Anayasa Mahkemesi kararlarının geriye yürümeyeceği, dolayısıyla düzenlemeden 6,5 yıl sonra iptal edilmiş Anayasa’ya aykırı madde nedeniyle ilgili idarenin ve görevlilerinin sorumluluğuna gidilemeyeceği savları da en az iptal edilen madde kadar hukuka aykırıdır.
Anayasa Mahkemesi kararlarının yürüyen davalarda uygulanacağı konusunda çok sayıda içtihat mevcuttur ve tereddüt bulunmamaktadır.

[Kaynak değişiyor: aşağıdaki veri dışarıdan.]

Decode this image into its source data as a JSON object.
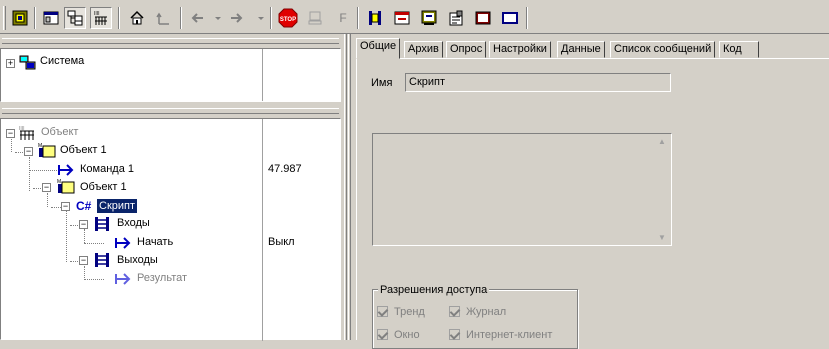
{
  "toolbar": {
    "buttons": [
      "object-icon",
      "window-icon",
      "tree-view-icon",
      "object-tag-icon",
      "home-icon",
      "up-level-icon",
      "back-arrow-icon",
      "forward-arrow-icon",
      "stop-icon",
      "computer-icon",
      "function-icon",
      "object-tool-icon",
      "form-icon",
      "screen-icon",
      "properties-icon",
      "book-icon",
      "rectangle-icon"
    ],
    "stop_label": "STOP",
    "f_label": "F"
  },
  "system_tree": {
    "root_label": "Система"
  },
  "object_tree": {
    "root_label": "Объект",
    "nodes": [
      {
        "label": "Объект 1",
        "value": ""
      },
      {
        "label": "Команда 1",
        "value": "47.987"
      },
      {
        "label": "Объект 1",
        "value": ""
      },
      {
        "label": "Скрипт",
        "value": ""
      },
      {
        "label": "Входы",
        "value": ""
      },
      {
        "label": "Начать",
        "value": "Выкл"
      },
      {
        "label": "Выходы",
        "value": ""
      },
      {
        "label": "Результат",
        "value": ""
      }
    ],
    "icon_tags": {
      "obj_tag": "M",
      "obj_tag2": "H",
      "script_tag": "C#",
      "root_tag": "IIII"
    }
  },
  "tabs": [
    "Общие",
    "Архив",
    "Опрос",
    "Настройки",
    "Данные",
    "Список сообщений",
    "Код"
  ],
  "general": {
    "name_label": "Имя",
    "name_value": "Скрипт",
    "description_value": "",
    "access_group_title": "Разрешения доступа",
    "access": [
      {
        "label": "Тренд",
        "checked": true
      },
      {
        "label": "Журнал",
        "checked": true
      },
      {
        "label": "Окно",
        "checked": true
      },
      {
        "label": "Интернет-клиент",
        "checked": true
      }
    ]
  },
  "colors": {
    "face": "#d4d0c8",
    "selection": "#0a246a",
    "disabled_text": "#808080"
  }
}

Görüşümüz Anayasa Mahkemesi kararının yalnızca yürüyen davalar için değil, hukuka aykırı tüm imar affı işlemleri için geçerli olacağıdır.
Hukuk devletinde hukuka aykırılığı açık düzenlemelerle, Kanun adıyla da yayınlanmış olsa kişilere hukuka aykırı, haksız fiil veya suç işleme görev veya yetkisinin verilemeyeceği açık olduğuna göre, imar affı süreçlerinde yer alan, çıkardıkları imar aflarıyla risk üzerine risk yaratan ve yetmiyormuş gibi imar affından faydalanacak binaları gerçek bir teknik incelemeden kaçıran yöneticilerin ve kaçak yapıların yasallaştırılması sürecinde payı bulunan tüm sorumluların cezai sorumluluklarının da olduğunda tereddüt olmamalıdır.
Anayasanın 11. Maddesi uyarınca, Anayasa’da yer alan bütün hükümler, yasama, yürütme ve yargı organlarını bağlar. Yaşam hakkını koruma yükümlüğü de yasama, yürütme ve yargı organlarının anayasal sorumluluğudur.
Devletin tüm organlarını ve tüm kurumlarını, yaşam hakkını koruma yükümlülüklerini hatırlatarak, bir sonraki depremde yine enkaz altında kalınmaması için göreve ve sorumluluklarını yerine getirmeye davet ediyoruz.